3 minute read

LangChain.js and its Python counterpart are distinct projects with unique DocumentLoaders, which posed a challenge for my current project. In this project my task was to implement a shared vector store accessible by both NodeJS and Python using PGVector. This setup enables us to leverage Retrieval-Augmented Generation (RAG) in the Python project using data loaded from the JavaScript side.

Additionally, I chose Ollama for embeddings because I have a single-node OpenShift setup at home equipped with an NVIDIA RTX 3090. This allows me to run and manage our own embedding services efficiently.

The Challenge

The core challenge was to ensure seamless data sharing between LangChain.js and LangChain in Python.
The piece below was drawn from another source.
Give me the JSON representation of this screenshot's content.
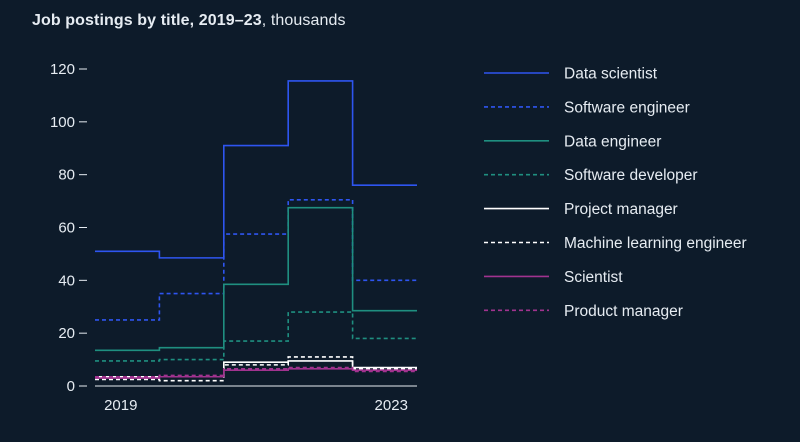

The key requirements included:

  1. Extracting data from a Notion workspace using LangChain.js.
  2. Storing this data in a vector store accessible by both NodeJS and Python.
  3. Using the stored data for RAG in the Python project.

To achieve this, I needed to configure both LangChain variants consistently and handle UUID assignments manually in the JavaScript part to ensure compatibility with the Python part.

Solution Overview

To find a workable solution, I had to dig deep into the sources of both PGVector implementations. This deep dive led me to a solution that works with the available configuration options.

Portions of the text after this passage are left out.